Budaya dalam eksistensi
remaja ditengah-tengah globalisasi
Pemandangan yang sangat
menakjubkan dalam kehidupan remaja saat ini adalah teknologi, dengan teknologi
apapun terasa lebih mudah. Bahkan dari hal yang rumit hingga hal yang ringan
pun terasa dapat teratasi dengan cepat. Memang betul, kita sebagai masyarakat
dunia yang sedang hidup ditengah-tengah modernisasi globalisasi tak pantas
rasanya jika ketinggalah dengan teknologi. Tapi pada kenyataannya saat ini,
teknologi itu malahan disalah gunakan oleh para remaja, seperti internet, yang
seharusnya menjadi media akses untuk lebih mendalami ilmu pengetahuan dan
informasi malahan mereka gunakan untuk mengakses video blue film atau foto-foto
yang tak senonoh. Ini menjadi suatu fenomena yang sudah biasa dikalangan
remaja, walaupun hanya sebagian kecil saja yang masih menyadari bahwa itu
tidaklah benar.
Jika kita kaitkan
dengan budaya, sangat banyak hal yang dapat kita cermati dan bahas dari
permasalahan tersebut. Teknologi dan globalisasilah yang menjadi factor utama
bergesernya kesadaran remaja khususnya di denpasar dalam melestarikan budaya
bali.

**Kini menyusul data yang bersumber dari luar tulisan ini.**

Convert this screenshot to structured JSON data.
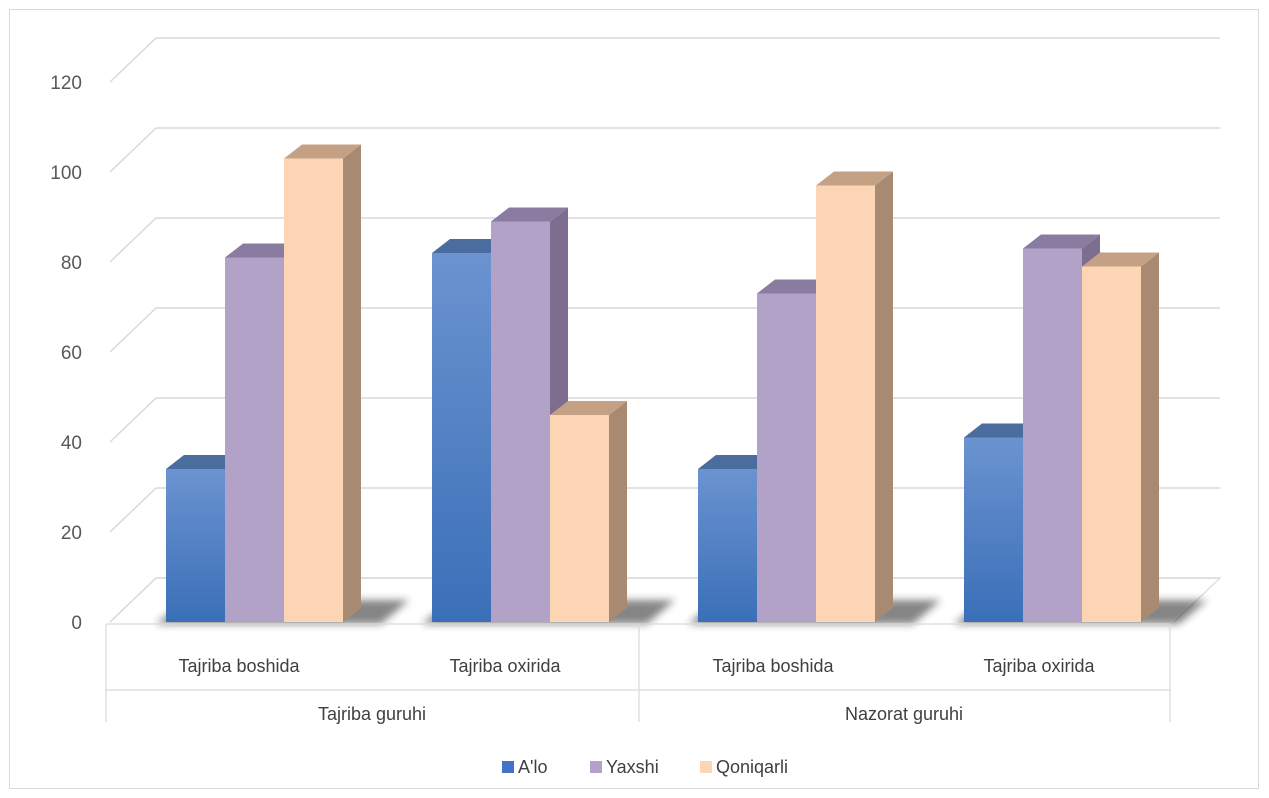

Semakin cepatnya akses informasi yang tidak tersaring oleh nilai-nilai
pancasila sebagai dasar Negara meyebabkan informasi itu begitu saja masuk dan
menarik perhatian kalangan remaja kita. Pergeseran budaya ini tambah
menjadi-jadi, seiring dengan pembangunan fasilitas modern dimasyarakat, yang
menyebabkan remaja semakin melupakan dan meninggalkan budaya mereka. Tidaklah
anda lihat, pakaian ber-merk, tempat dan barang elite dan mewah, dan peralatan
canggih. Semua itu seakan adalah kebutuhan pokok bagi remaja masa kini.
Gaya hidup
konsumerisme, tidak lepas dari pergaulan remaja yang menjadikan uang memperalat
mereka. Semua itu membuat mereka lupa akan apa yang menjadi tanggung jawab
mereka, mereka lupa akan apa yang harus mereka jaga, bahkan ada yang
merendahkan budayanya sendiri. Seperti contoh, daripada remaja di denpasar
mendengarkan lagu-lagu bali atau belajar memainkan gambelan, mereka lebih
memilih mendengarkan lagu-lagu barat dan belajar bermain gitar atau keyboard.
Menurut pandangan mereka hal itu lebih keren dan menarik untuk dipelajari.
Memang benar hal tersebut sangat menarik, tapi setidaknya dalam menjadi seorang
remaja bali, mereka harus merasa bahwa mereka memiliki kewajiban untuk
melestarikan hal tersebut.
Banyak fenomena yang
semakin menjadi-jadi dikalangan remaja saat ini, mungkin bagi orang-orang yang
tidak pernah mencermatinya, mereka akan berfikir bahwa remaja sekarang adalah
remaja yang cerdas karena dekat dengan teknologi. Tapi pada kenyataannya,
sebagian besar dari mereka adalah orang-orang dengan iman rendah dan
merendehkan budayanya sendiri, seperti mereka melakukan prostitusi, freesex,
drugs, dan menganggap bahwa budaya adalah hal yang kuno, bahkan ada dari mereka
yang mengatakan budaya bali seperti bahasa bali itu membosankan dan tidak
menarik. Kebanyakan, nilai bahasa inggris atau bahasa jepang mereka lebih
tinggi dari nilai bahasa bali mereka.
Ini adalah parameter yang dapat menyimpulkan bahwa mereka lebih menggemari
budaya luar dibandingkan budaya mereka sendiri.
Sebagai seorang remaja
hendaknya kita sadar akan jati diri kita sebagai generasi penerus yang wajib
melestarikan budaya local daerah kita, maka dari itu dengan semakin
berkembangnya globalisasi ini, kita manfaatkan hal tersebut sebagai pendukung
dalam melestarikan dan memperkenalkan budaya kita kepada dunia.